La televisión nos mostró los amasijos de hierro, los zapatos perdidos, las camillas, las carreras, los muertos. Lloré todo el día. Alguien dijo no sé qué de unas cintas en árabe encontradas en un coche.
Al día siguiente amaneció lloviendo a cántaros. El cielo de Madrid no paraba de llorar. La manifestación se convocó en Colón. Yo subía desde el sur y solo pude llegar hasta Atocha y en todas direcciones las calles estaban atestadas. Madrid era una ciudad muy pequeña para tantos muertos. Fui con Marta y una amiga suya vasca, no sé si de Bilbao. Era una chica joven como Marta, guapa como Marta, alegre como Marta, estudiante como Marta, que le gustaban los chicos y el cine y la música, como a Marta. Pero era vasca y nos contó que un hijo de puta le había dicho estarás contenta con lo que han hecho los tuyos.
La multitud gritaba no estamos todos, faltan doscientos. La multitud lloraba. La multitud preguntaba a gritos quién ha sido, quién ha sido, quién ha sido. Cada vez llovía más y el ruido de la lluvia en los paraguas también preguntaba quién ha sido, quién ha sido, quién ha sido...
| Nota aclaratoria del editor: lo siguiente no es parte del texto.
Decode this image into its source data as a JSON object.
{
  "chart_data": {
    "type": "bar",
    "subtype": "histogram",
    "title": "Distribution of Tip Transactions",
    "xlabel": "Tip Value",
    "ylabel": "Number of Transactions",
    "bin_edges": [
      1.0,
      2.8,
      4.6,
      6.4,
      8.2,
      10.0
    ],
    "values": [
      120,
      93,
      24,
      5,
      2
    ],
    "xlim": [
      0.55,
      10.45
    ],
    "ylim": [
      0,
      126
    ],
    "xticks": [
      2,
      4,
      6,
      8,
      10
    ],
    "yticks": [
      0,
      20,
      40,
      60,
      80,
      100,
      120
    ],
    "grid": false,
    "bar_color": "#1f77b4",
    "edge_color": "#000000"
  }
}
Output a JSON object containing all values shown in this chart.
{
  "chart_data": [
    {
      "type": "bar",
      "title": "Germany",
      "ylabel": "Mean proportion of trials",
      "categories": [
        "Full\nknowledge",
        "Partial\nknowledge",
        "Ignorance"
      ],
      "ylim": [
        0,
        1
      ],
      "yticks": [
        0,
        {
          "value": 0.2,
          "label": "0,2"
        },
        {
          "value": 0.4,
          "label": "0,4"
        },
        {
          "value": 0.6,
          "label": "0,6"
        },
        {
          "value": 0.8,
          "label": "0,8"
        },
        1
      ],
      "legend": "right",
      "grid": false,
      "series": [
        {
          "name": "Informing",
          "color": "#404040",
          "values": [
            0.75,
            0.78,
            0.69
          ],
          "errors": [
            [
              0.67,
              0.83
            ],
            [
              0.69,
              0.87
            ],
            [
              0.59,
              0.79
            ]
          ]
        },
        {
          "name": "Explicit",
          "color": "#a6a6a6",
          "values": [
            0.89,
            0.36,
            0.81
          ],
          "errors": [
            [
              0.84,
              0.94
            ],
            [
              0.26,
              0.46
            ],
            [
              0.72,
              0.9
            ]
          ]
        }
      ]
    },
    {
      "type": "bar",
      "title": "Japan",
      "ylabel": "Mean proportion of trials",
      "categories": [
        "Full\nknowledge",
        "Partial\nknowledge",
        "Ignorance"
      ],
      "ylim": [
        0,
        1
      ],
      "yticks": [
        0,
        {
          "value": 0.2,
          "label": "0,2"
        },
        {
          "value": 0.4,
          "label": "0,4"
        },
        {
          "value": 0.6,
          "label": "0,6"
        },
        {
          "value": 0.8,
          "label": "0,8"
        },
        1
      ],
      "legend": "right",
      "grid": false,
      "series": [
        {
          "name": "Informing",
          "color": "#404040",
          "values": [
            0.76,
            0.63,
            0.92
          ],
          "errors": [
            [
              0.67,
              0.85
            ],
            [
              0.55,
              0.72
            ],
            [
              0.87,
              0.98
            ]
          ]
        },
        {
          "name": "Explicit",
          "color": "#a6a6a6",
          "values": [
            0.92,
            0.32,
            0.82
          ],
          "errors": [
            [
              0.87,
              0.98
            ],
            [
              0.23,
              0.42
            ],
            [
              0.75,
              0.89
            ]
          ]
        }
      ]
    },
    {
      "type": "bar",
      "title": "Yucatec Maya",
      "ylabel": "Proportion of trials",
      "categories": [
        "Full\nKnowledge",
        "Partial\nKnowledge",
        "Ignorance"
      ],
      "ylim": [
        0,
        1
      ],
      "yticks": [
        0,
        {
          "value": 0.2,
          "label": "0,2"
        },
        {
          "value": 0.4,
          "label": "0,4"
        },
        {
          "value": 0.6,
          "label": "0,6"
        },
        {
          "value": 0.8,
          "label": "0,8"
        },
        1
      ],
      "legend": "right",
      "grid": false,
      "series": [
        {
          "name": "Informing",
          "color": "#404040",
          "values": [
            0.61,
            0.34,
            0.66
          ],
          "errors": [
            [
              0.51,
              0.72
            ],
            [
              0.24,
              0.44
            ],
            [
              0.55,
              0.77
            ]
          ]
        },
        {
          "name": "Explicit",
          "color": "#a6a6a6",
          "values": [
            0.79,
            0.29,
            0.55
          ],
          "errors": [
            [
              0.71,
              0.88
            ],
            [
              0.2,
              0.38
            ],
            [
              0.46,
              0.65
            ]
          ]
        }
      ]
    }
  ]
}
Hace veintiun años de aquel horror y la vida ha continuado, nos ha seguido engullendo con otros horrores, personales o globales. Pero al menos hoy, 11 de marzo, quiero volver a recordar y a sentir todo aquello y solidarizarme con las madres, con los padres, con los hijos, con las novias, con los que quedaron aquí, rotos para siempre.